Antonio López: “El periodismo tiene más poder del que nosotros pensamos”

Antonio López Hidalgo es profesor en la Facultad de Comunicación de Sevilla pero, ante todo, es periodista. Son numerosos sus trabajos, desde investigación en Géneros Periodísticos, pasando por ensayos, columnas en diferentes registros y entrevistas a las personalidades más importante de todos los tiempos. El Radar es el blog en el que vierte todas sus impresiones y, desde la ironía hasta la denuncia, López Hidalgo se caracteriza por un estilo personal. Amante de la buena lectura y crítico con la verdad, este periodista curtido en la calle sabe que la mejor forma de ejercer el periodismo es ser consecuente con uno mismo. Muchos años lleva ya en el mundo del periodismo y desde hace tiempo llevaba predicando la precariedad laboral que se avecinaba, como se puede ver en su libro El periodista en su soledad, y que ahora ha estallado en todo su esplendor. En definitiva, un periodista adelantado a sus tiempos que ha vaticinado que la desgracia del periodismo podría haberse solucionado cuando empezaron los primeros fallos de la profesión. Y un periodista concienciado con los derechos de los colectivos, como demuestra  la obra El Sindicato clandestino de la Guardia Civil, en conjunto con el también periodista Juan Emilio Ballesteros.

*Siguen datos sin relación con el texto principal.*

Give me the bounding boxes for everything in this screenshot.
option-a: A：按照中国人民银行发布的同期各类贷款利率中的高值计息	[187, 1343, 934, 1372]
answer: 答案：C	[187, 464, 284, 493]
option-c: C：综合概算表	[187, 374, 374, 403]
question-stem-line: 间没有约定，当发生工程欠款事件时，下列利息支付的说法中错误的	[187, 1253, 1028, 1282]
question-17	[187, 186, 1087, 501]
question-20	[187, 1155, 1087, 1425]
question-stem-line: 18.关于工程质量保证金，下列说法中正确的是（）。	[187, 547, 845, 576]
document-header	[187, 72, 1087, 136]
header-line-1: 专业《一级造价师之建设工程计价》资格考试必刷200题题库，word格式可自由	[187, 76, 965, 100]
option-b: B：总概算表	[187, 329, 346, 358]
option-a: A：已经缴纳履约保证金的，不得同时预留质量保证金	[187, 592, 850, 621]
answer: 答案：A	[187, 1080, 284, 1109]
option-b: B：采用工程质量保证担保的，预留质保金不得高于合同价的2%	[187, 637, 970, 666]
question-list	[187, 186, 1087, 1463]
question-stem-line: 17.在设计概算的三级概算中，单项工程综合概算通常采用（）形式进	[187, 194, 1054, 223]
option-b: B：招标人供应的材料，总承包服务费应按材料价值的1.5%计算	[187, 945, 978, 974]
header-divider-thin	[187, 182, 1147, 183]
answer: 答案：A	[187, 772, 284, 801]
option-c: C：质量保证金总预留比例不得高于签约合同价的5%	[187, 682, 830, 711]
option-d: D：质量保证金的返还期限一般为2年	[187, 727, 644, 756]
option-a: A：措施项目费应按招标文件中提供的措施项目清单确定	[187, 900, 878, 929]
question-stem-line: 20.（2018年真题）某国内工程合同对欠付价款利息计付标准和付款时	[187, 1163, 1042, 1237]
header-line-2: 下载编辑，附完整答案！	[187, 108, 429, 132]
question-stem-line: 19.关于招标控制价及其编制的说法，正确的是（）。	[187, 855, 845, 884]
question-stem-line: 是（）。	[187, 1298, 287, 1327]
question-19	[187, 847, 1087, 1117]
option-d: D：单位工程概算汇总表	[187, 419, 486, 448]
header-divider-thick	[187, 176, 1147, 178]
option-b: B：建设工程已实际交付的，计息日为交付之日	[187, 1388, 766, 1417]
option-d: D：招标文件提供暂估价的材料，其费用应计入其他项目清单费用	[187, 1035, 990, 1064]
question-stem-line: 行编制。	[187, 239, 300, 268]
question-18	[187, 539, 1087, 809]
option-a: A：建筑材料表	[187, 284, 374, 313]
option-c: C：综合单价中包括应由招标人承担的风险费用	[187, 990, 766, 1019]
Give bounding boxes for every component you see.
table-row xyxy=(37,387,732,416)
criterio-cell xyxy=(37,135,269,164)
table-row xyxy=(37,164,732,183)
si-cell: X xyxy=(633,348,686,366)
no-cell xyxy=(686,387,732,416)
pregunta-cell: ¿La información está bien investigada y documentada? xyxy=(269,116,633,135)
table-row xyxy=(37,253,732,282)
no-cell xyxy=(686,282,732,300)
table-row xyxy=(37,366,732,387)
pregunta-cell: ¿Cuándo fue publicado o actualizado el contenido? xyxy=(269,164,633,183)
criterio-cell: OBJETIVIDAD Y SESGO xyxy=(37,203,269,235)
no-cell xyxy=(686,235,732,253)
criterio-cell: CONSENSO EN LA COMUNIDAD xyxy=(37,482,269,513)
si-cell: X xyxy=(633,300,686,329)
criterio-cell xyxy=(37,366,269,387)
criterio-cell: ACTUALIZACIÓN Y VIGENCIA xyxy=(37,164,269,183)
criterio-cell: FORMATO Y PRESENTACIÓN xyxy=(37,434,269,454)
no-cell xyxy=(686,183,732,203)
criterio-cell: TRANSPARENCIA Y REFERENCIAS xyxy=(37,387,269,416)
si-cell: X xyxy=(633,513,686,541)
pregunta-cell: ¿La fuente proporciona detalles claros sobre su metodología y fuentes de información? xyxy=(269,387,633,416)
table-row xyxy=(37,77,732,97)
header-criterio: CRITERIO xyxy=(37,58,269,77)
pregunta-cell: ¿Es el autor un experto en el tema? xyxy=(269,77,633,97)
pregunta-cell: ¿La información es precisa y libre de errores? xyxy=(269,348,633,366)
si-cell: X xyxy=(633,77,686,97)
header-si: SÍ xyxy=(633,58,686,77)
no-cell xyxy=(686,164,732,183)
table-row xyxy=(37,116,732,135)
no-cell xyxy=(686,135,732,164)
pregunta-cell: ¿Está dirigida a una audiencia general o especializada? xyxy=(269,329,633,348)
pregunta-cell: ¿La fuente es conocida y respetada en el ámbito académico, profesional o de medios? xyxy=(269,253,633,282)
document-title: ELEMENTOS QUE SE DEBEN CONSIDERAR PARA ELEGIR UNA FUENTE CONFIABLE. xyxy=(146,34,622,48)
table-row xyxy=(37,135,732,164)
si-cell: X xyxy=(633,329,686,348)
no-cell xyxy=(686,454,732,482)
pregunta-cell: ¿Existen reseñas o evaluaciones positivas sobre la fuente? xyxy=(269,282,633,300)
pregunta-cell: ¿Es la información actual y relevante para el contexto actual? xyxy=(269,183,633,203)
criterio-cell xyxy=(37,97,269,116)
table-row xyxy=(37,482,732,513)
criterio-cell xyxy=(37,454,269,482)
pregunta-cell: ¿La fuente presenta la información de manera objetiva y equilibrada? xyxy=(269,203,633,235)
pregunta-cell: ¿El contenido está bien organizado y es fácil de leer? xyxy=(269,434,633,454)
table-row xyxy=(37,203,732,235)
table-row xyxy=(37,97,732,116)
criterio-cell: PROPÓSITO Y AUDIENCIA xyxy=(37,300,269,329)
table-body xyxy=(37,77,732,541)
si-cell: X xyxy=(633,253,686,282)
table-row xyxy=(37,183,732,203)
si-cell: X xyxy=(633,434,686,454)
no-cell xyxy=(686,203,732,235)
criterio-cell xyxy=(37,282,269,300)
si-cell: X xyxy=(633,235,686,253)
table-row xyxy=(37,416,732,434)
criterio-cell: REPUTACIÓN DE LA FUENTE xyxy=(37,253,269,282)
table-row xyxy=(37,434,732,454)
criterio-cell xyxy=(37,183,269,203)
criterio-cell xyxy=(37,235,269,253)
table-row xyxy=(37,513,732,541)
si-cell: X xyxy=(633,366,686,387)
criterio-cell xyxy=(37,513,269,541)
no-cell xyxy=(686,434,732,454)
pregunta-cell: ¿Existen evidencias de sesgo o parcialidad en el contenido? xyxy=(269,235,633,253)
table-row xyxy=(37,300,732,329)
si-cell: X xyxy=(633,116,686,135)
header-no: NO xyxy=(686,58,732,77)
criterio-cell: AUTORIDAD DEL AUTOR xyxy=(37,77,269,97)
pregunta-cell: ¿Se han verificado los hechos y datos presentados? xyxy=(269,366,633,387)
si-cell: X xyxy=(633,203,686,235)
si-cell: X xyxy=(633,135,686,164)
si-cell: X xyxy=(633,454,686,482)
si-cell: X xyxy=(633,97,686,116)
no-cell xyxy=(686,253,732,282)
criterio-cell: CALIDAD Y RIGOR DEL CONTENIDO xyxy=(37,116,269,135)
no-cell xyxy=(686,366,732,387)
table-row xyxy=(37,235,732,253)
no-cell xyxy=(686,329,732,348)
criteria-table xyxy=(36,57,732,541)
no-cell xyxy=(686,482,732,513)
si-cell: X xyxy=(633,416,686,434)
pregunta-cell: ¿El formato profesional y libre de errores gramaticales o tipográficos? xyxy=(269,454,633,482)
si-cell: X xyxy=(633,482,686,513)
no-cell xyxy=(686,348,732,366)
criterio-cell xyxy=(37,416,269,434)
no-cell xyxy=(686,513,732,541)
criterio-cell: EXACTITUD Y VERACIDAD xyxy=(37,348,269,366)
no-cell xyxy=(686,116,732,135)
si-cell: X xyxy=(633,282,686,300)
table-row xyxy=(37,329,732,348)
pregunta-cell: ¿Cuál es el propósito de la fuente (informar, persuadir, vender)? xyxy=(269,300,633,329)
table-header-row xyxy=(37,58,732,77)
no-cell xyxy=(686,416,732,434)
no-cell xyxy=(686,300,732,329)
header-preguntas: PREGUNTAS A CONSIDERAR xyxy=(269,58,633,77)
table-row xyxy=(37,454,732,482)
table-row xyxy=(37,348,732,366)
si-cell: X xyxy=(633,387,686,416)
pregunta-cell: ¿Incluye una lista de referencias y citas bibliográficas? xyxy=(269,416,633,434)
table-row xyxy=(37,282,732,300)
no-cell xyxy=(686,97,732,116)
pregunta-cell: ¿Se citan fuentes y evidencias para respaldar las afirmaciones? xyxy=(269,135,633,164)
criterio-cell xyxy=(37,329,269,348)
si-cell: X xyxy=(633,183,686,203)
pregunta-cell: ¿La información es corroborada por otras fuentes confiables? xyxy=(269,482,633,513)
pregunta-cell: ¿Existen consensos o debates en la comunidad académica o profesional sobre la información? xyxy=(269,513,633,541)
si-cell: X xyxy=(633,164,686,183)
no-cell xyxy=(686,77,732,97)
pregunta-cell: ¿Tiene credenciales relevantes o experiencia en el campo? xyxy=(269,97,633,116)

Ana Ortega. ¿Por qué elegiste el periodismo como profesión?

Antonio López. La elegí porque me gustaba escribir y era la única profesión que te permitía escribir y ganar un sueldo. Los de mi generación que nos gustaba más la literatura que el periodismo aprendimos que el periodismo enseña técnicas que eran necesarias para la literatura. Con el paso del tiempo he descubierto que el periodismo ha influido demasiado en la literatura. Eran tiempos tan difíciles como estos porque no sabíamos para dónde íbamos porque el primer año que empecé a estudiar periodismo coincidió con la muerte de Franco y la Transición.

A.O. ¿El Cuarto Poder como vehículo de defensa de los ciudadanos ha existido o es una forma de crear falsa libertad?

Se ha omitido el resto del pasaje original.